No ale o czym mówisz? O odcinkach DB w sieci? Przecież one zostały zgrane z TV, to chyba nie jest zabronione.
Zresztą nie ma w sklepach odcinków DB do kupienia to jak inaczej mamy je zdobyć jak nie z internetu?
Coś w tym stylu, ale nie wiem czy można to zrobić. Nie w sensie czy wykonalne, tylko chodzi mi o prawa autorskie.
No bo jakby nie patrzeć, głos ma swojego właściciela, więc zapewne potrzebna jest zgoda do jego użycia?
Nie wiem jak to traktować, czy można coś takiego robić czy nie?
A tachać animu z sieci nie płacąc można?
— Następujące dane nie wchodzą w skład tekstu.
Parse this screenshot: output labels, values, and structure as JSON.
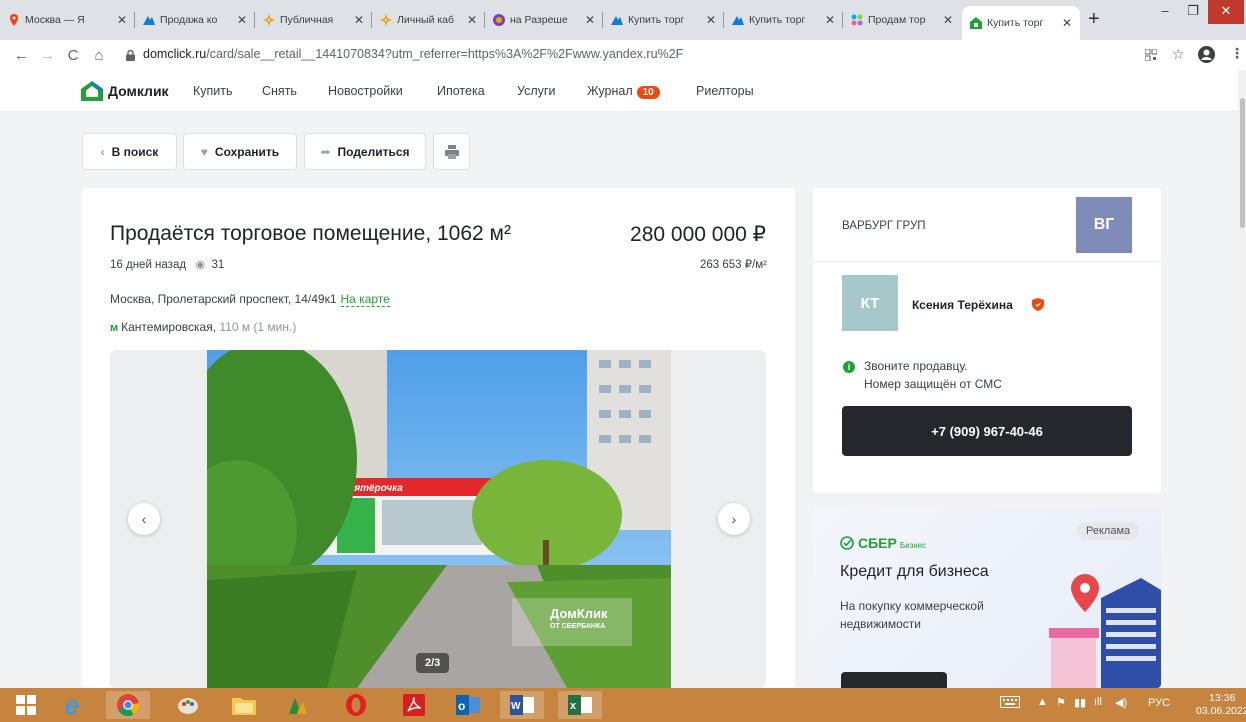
{
  "browser": {
    "tabs": [
      {
        "title": "Москва — Я",
        "favicon_color": "#ff3d00",
        "icon": "map-pin-icon"
      },
      {
        "title": "Продажа ко",
        "favicon_color": "#0a7cdc",
        "icon": "cian-icon"
      },
      {
        "title": "Публичная",
        "favicon_color": "#f2a516",
        "icon": "rosreestr-icon"
      },
      {
        "title": "Личный каб",
        "favicon_color": "#f2a516",
        "icon": "rosreestr-icon"
      },
      {
        "title": "на Разреше",
        "favicon_color": "#7b3fb8",
        "icon": "site-icon"
      },
      {
        "title": "Купить торг",
        "favicon_color": "#0a7cdc",
        "icon": "cian-icon"
      },
      {
        "title": "Купить торг",
        "favicon_color": "#0a7cdc",
        "icon": "cian-icon"
      },
      {
        "title": "Продам тор",
        "favicon_color": "#e8b117",
        "icon": "avito-icon"
      },
      {
        "title": "Купить торг",
        "favicon_color": "#21a038",
        "icon": "domclick-icon",
        "active": true
      }
    ],
    "url_host": "domclick.ru",
    "url_path": "/card/sale__retail__1441070834?utm_referrer=https%3A%2F%2Fwww.yandex.ru%2F"
  },
  "site": {
    "logo": "Домклик",
    "nav": [
      "Купить",
      "Снять",
      "Новостройки",
      "Ипотека",
      "Услуги",
      "Журнал",
      "Риелторы"
    ],
    "journal_badge": "10"
  },
  "actions": {
    "back": "В поиск",
    "save": "Сохранить",
    "share": "Поделиться"
  },
  "listing": {
    "title": "Продаётся торговое помещение, 1062 м²",
    "price": "280 000 000 ₽",
    "posted": "16 дней назад",
    "views": "31",
    "price_per_m2": "263 653 ₽/м²",
    "address": "Москва, Пролетарский проспект, 14/49к1",
    "map_link": "На карте",
    "metro": "Кантемировская,",
    "metro_distance": "110 м (1 мин.)",
    "photo_counter": "2/3",
    "watermark": "ДомКлик",
    "watermark_sub": "ОТ СБЕРБАНКА",
    "store_sign": "Пятёрочка"
  },
  "agent": {
    "agency": "ВАРБУРГ ГРУП",
    "agency_initials": "ВГ",
    "initials": "КТ",
    "name": "Ксения Терёхина",
    "info_line1": "Звоните продавцу.",
    "info_line2": "Номер защищён от СМС",
    "phone": "+7 (909) 967-40-46"
  },
  "ad": {
    "tag": "Реклама",
    "brand": "СБЕР",
    "brand_sub": "Бизнес",
    "title": "Кредит для бизнеса",
    "text_line1": "На покупку коммерческой",
    "text_line2": "недвижимости"
  },
  "system": {
    "lang": "РУС",
    "time": "13:36",
    "date": "03.06.2022"
  }
}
A wrzucać własność intelektualną Toei na YT można? Sam sobie odpowiedz na te pytania.
Co w takim razie z Bū? W pierwotnej wersji stworzony przez Bibidiego, w wersji wtórnej istniał od niepamiętnych czasów. Tak czy siak, Yemma Daiō reinkarnował go w w Ūba. Kto go powołał do życia? Szalony Kaiōshin? Eksperyment, który wymknął się jakiemuś Fu czy Zamasu spod kontroli i nie wypalił po całości? Inaczej skąd miałby duszę? Trochę się to kupy nie trzyma.
Zresztą, mówisz, że bogowie rządzą zaświatami, ale tylko Kaiō i Kaiōshini, bo już taki Dābra – Makaiō – podlega tym samy prawom, co zwykli ludzie, mimo że jest Demonem, czyli praktycznie bogiem ciemności, jeżeli już nazywać Kaiō bogami, i de facto ów Dābra właśnie spadł z tego samego drzewa ((界樹), co Kaiō i Kaiōshini. Jak się to ma, że siły światłości mają więcej do gadania niż siły mroku w kontekście zawiadowania Piekłem, Niebem i Zaświatami? Co z równowagą, o której mówi Kami to kami. Cały ten model oczywiście jest dziurawy jak sito. Nadal nie kupuję, dlaczego Kaiōshini mieliby dawać dusze, a mutanty typu Cell, Ebifry czy Biobroly to puste skorupy.
A skąd w ogóle pojęcie „duszy” przypisane wyłącznie naturalnie poczętym w Dragon Ballu? Kto by te dusze nadawał, Kaiōshini? Nie przypominam sobie nic o duszy poza Piccolową odpowiedzią na pytanie Vegety, czy spotka Gokū w zaświatach oraz oczywiście wątek Janemby. Ja tam Cellowi duszy bym nie odbierał. Dziewiętnastka to robot, kto wie, czy on w ogóle miał tak do końca wolną wolę, na ile wykonywał tylko polecenia Gero; czy był żywą istotą czy tylko maszyną odpowiednim programowaniem?